How Travis Scott Defied the Rules of Celebrity to Become King of the Youth
If you are over the age of 25 and want to understand the appeal of Travis Scott, there’s no better place to start than Fortnite. What was once a free video game has, in recent years, evolved into its own contained universe in which hundreds of millions of players spend hours a day talking to their friends and pointing sniper rifles at strangers. Tweens and young adults are more intimately familiar with the landscape’s nooks, crannies, and favorable Slurpy Swamp roof inclines than they are with their own bedrooms.
Travis Scott gets all of this; he’s one of the few people alive who understand the particular predilections of those vast millions of young people populating Fortnite’s outstretched provinces. And so in April, as musicians around the world were canceling their concerts, Scott, glimpsing a different kind of opportunity, brought his live show into the game. In a series of animated concerts, he appeared in 3D, rapping as a literal god: a giant shape-shifting deity who reconstituted the map to his liking and whose presence disappeared all the guns so partygoers could bang their heads in peace. Out of the chaos, a brief utopia.

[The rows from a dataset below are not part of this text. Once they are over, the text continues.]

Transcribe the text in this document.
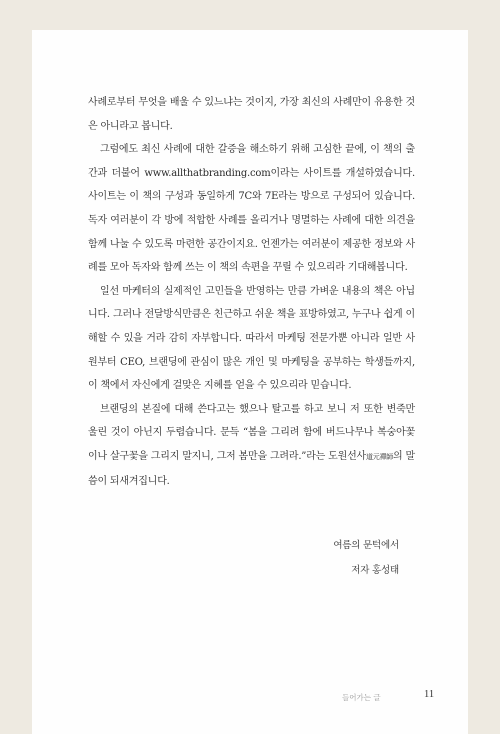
사례로부터 무엇을 배울 수 있느냐는 것이지, 가장 최신의 사례만이 유용한 것은 아니라고 봅니다.

그럼에도 최신 사례에 대한 갈증을 해소하기 위해 고심한 끝에, 이 책의 출간과 더불어 www.allthatbranding.com이라는 사이트를 개설하였습니다. 사이트는 이 책의 구성과 동일하게 7C와 7E라는 방으로 구성되어 있습니다. 독자 여러분이 각 방에 적합한 사례를 올리거나 명멸하는 사례에 대한 의견을 함께 나눌 수 있도록 마련한 공간이지요. 언젠가는 여러분이 제공한 정보와 사례를 모아 독자와 함께 쓰는 이 책의 속편을 꾸릴 수 있으리라 기대해봅니다.

일선 마케터의 실제적인 고민들을 반영하는 만큼 가벼운 내용의 책은 아닙니다. 그러나 전달방식만큼은 친근하고 쉬운 책을 표방하였고, 누구나 쉽게 이해할 수 있을 거라 감히 자부합니다. 따라서 마케팅 전문가뿐 아니라 일반 사원부터 CEO, 브랜딩에 관심이 많은 개인 및 마케팅을 공부하는 학생들까지, 이 책에서 자신에게 걸맞은 지혜를 얻을 수 있으리라 믿습니다.

브랜딩의 본질에 대해 쓴다고는 했으나 탈고를 하고 보니 저 또한 변죽만 울린 것이 아닌지 두렵습니다. 문득 “봄을 그리려 함에 버드나무나 복숭아꽃이나 살구꽃을 그리지 말지니, 그저 봄만을 그려라.”라는 도원선사道元禪師의 말씀이 되새겨집니다.

여름의 문턱에서
저자 홍성태
들어가는 글	11
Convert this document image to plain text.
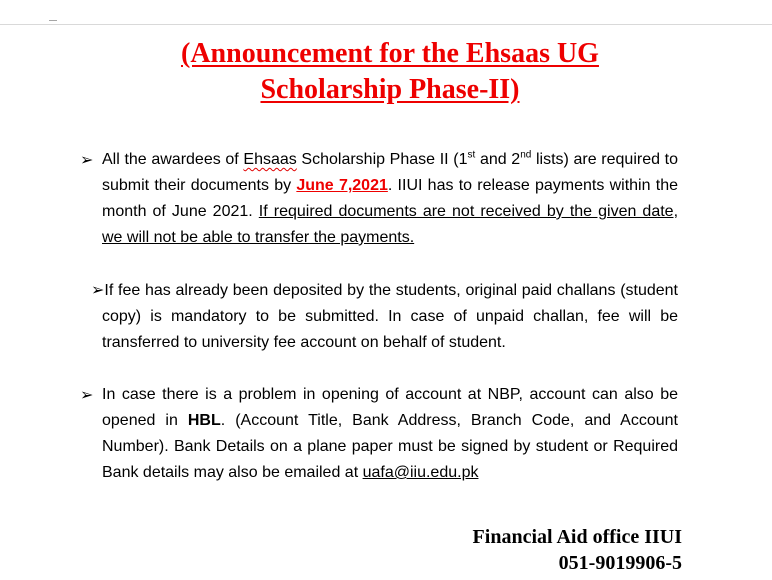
(Announcement for the Ehsaas UG
Scholarship Phase-II)
➢ All the awardees of Ehsaas Scholarship Phase II (1st and 2nd lists) are required to submit their documents by June 7,2021. IIUI has to release payments within the month of June 2021. If required documents are not received by the given date, we will not be able to transfer the payments.

➢If fee has already been deposited by the students, original paid challans (student copy) is mandatory to be submitted. In case of unpaid challan, fee will be transferred to university fee account on behalf of student.

➢ In case there is a problem in opening of account at NBP, account can also be opened in HBL. (Account Title, Bank Address, Branch Code, and Account Number). Bank Details on a plane paper must be signed by student or Required Bank details may also be emailed at uafa@iiu.edu.pk

Financial Aid office IIUI
051-9019906-5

Of all the goofy streaming experiments tried by celebrities during quarantine, it was Scott who came up with something that actually felt innovative. Like something underneath our feet actually shifted. Meeting the youth where they are proved to be a shrewd business move: 27.7 million people (or more than the population of Australia) attended his shows, his accompanying Cactus Jack x Fortnite merch quickly sold out, and his music catapulted to the top of the streaming platforms.
Scott is too sly to say it outright, but it was also the presentation of a vision: a tour through the trippy fantasyland he’s curated in his mind as one of the more potent culture movers of his generation. His woozy, digitally distorted sound has already shaped an era of hip-hop, but his influence has extended beyond music and into art and fashion. He’s enlisted highly sought-after artists like David LaChapelle, Nick Knight, and KAWS to create his album covers. And he’s used his grunge-meets-high-fashion personal style to build partnerships with brands eager for his help in decoding the frequencies of the moment—labels as venerated as Helmut Lang, Saint Laurent, Dior, and Nike. (A pair of Nike x Travis Scott SB Dunk Lows are selling for upwards of $2,000 on the resale site StockX at the time of this writing.)
He exists as a kind of strange unicorn in the culture, someone who’s fluent in the language of the youth (mostly young men who spend a lot of money on clothes and want to turn up) but who talks very little about himself. He’s regarded as both omnipresent and a bit elusive, on a wavelength that resists a lot of the contemporary notions of celebrity. Though he shares a daughter, Stormi, with a Kardashian-Jenner, for instance, he’s withholding and private and refuses to talk about their relationship. To Scott, mystery is a powerful form of currency. You could say he’s almost shy, obscuring his face in photos, the opposite of most modern “influencers”—and yet he’s quietly one of the most influential people on the planet.